There's a story about two parents who were very distressed about their son, who at the age of six still wasn't talking. Doctors couldn't find anything wrong with him, teachers couldn't get a word out of him, and his loving parents had just about given up. And then one day the boy looked up from his breakfast and said, "This porridge is cold."

You can imagine his parents' astonishment, and the celebrations. Afterwards, someone asked the boy, "But why haven't you spoken before?"

"Up till now," he said, "everything was more or less all right."

Your organisation may not be into advocacy at the moment, but sooner or later something's going to come up that needs fixing. When something's not all right, at whatever level, it's time to speak out.

Advocacy by not-for-profits shouldn't get knotted up in political contention. Boiled down to its essentials, advocacy is telling people how to do things better. Anybody who knows how the powers-that-be should do things better surely has some duty to tell them.

If anybody does know how to do things better, it's probably an Australian not-for-profit - one of half a million groups that are down at the grass roots, dependent on citizen enthusiasm, responsive to user feedback, free of financial conflicts of interest, and experienced in what's going wrong down at the pointy end.

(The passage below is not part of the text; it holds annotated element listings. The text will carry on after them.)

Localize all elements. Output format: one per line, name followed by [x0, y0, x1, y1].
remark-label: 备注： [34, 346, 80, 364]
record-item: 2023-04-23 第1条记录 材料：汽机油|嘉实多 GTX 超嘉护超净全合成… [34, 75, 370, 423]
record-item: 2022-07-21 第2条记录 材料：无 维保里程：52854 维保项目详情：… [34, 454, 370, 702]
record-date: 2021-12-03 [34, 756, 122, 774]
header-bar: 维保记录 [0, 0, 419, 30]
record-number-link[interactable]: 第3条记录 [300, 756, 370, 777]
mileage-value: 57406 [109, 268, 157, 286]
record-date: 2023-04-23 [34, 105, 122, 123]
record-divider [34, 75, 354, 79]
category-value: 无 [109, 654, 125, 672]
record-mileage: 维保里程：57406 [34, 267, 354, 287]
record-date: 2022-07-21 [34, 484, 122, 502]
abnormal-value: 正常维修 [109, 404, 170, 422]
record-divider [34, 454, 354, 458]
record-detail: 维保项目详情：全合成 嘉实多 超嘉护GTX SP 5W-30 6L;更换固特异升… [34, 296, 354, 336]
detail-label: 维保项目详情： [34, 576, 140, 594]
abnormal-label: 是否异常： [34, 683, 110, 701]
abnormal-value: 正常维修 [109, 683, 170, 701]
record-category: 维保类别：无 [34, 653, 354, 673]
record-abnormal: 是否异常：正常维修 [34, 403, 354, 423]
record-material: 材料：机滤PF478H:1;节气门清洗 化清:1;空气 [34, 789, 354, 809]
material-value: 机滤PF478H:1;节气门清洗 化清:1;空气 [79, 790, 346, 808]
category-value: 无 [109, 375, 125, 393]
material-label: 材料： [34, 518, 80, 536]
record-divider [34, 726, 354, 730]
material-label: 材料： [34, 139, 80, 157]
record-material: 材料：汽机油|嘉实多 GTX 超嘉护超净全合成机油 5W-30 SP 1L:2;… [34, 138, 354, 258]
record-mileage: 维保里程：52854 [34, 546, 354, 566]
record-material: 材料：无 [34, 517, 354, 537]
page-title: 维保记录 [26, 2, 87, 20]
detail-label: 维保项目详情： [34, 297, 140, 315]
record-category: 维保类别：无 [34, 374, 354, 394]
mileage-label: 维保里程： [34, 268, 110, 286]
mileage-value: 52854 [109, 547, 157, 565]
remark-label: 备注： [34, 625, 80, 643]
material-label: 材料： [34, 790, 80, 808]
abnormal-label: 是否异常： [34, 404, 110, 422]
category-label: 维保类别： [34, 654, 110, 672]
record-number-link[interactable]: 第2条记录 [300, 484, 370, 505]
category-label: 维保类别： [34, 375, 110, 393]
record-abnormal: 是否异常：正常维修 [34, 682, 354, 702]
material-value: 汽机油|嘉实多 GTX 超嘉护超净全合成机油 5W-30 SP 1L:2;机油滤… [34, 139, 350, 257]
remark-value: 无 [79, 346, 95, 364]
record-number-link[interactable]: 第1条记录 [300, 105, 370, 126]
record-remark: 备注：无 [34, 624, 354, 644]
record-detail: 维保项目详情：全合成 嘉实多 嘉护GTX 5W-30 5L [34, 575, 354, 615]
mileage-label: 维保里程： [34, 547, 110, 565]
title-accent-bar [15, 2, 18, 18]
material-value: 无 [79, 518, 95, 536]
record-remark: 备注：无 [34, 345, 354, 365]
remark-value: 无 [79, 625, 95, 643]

Until recently, Australian law has been rather cautious about advocacy. Judges have some investment in the idea that current laws are unchallengeably correct - after all, they're in the business of sending people inside for a ten-year stretch for breaching those laws, as opposed to taking the broadminded view that there's a lot to be said for both sides - and it went against the grain to encourage people to cast doubt on those laws. As a result, the law used to be that advocacy wasn't an acceptable charitable purpose, meaning that NFPs could engage in advocacy only at the fringes, in an ancillary and incidental and unthreatening sort of way.

A few years ago, though, the High Court caught up with the 21st century, and in Aid/Watch Incorporated v Commissioner of Taxation (2010) it set out the reasons why vigorous public debate by NFPs was a good thing in itself and an essential part of the Australian system of government. The current law is that advocacy in the service of a charitable purpose is itself charitable, which is just as it should be.

Whether you should speak up, and when, and how much, obviously depends on a number of factors: how serious the problem is, how easy it is to fix, how much it'll distract you from the other things you're doing, what your chances of success are. What it shouldn't depend on, though, is any arbitrary percentage set by the government you're going to be criticising.

Advocacy isn't a subtraction from your main task, it's an attempt to get it done more quickly and more effectively. If you can see a shortcut to your goal that's currently blocked by a governmental barrier of some sort, why wouldn't you draw their attention to this and suggest that they do the right thing? Why wouldn't any reasonable government want more helpful suggestions from the people who know best?

It may be that your organisation is too caught up in your immediate work to give much attention to smoothing the path or enlisting new governmental partners. That's fine. It may be, on the other hand, that far and away the most useful thing you can do is to rub the government's nose in the mess it's making, over and over, till it comes to its senses. Sometimes it's one, sometimes the other, and the best people to make that choice are on your board, not in the cabinet.